One tells of the Earth Mother, Kokomis, who made the first maple syrup and allowed it to pour freely from the trees. Her grandson Manabush, who worried that if the syrup could be obtained so easily people would become lazy, climbed to the top of the maple tree and showered it with water, thus diluting the syrup to sap.
This is just one of the fascinating pieces of maple lore that I learned reading Tim Herd's book, Maple Sugar.
While the book is small in size (144 pages and measuring 6.5" x 7.5", only a bit bigger than a CD case), it's packed full of interesting tidbits about the history, early sugaring methods and uses of maple syrup.
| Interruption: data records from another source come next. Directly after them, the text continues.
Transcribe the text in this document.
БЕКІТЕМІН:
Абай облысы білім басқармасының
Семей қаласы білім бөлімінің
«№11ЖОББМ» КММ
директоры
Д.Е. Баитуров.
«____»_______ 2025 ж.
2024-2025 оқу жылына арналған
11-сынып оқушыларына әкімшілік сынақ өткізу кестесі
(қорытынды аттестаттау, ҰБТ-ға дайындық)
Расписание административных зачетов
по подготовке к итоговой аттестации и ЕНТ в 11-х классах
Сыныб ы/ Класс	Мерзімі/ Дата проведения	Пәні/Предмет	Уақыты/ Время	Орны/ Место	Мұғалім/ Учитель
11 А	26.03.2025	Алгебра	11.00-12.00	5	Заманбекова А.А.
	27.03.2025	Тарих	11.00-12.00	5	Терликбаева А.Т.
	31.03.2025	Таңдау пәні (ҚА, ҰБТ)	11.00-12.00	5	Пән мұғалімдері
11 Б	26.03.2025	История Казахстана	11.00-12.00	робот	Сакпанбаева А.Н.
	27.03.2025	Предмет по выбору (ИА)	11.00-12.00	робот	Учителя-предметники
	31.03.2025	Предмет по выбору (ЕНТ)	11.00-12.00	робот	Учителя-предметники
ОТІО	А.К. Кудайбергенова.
There's also a chapter on tree identification, with notes on the top six (out of 13) species tapped by hobbyists, and a fascinating overview of the four seasons of the sugar bush. Amateur botanists and dendrologists will appreciate the brief, but interesting, chapter on the "Secret Life of Trees."
Rounding out the book is a chapter on the how tos of commercial maple syrup production, with gorgeous photos of rustic sugar shacks housing modern-day evaporators (interesting juxtaposition, I'd say).
The second-to-last chapter is geared for the Do-it-yourself and provides step-by-step instructions on identifying trees, finding equipment, tapping and of course, sugaring. The last chapter provides a number of simple recipes that showcase this springtime bounty.
Despite the book's small size (it's more a primer than manual), it was the DIY chapter that really caught my eye, especially the suggestion that each tap on a healthy tree may produce 10 gallons of sap (or more) during the month-long season. As it takes 40 gallons of sap to make one gallon of syrup (1 U.S. gallon = 3.785 litres), just four tapped trees (one stile per tree) could potentially keep our family in delicious maple syrup for a few months!
That's what makes this book so inspiring -- it makes you want to run out and start tapping trees right now! (Like I need more inspiration -- it's more hours in the day that I need.)
I approached the idea with Lucas and while he usually provides a moderating effect on all my crazy "we could do this!" suggestions, he, too, loved the idea.
So last week we took the kids for a walk through the 'old sugar bush' and marked a few trees. (Note to self: this is much easier to do when the leaves are on the trees!) Tomorrow I'll go to our local farm supply store to pick up a few metal spiles and buckets, and then I'll go through our stockpile of food-grade buckets in the barn and find (and sterilize) several for collecting the sap. We're still trying to find some kind of container to boil down the sap (Herd suggests a large shallow pan, though if anyone has an extra cast iron cauldron kicking around, drop me an email!), but we've agreed that we're going to do this old-school, over an open fire. That's the plan, at least.
Local farming friends tell us the sap is already flowing and many commercial-scale Ontario producers kick off the beginning of maple syrup season with a "First Tapping" ceremony this weekend. While we usually mark the arrival of spring with a visit to a local sugar bush, this year we're excited to be starting a new tradition deeply rooted in our backyard.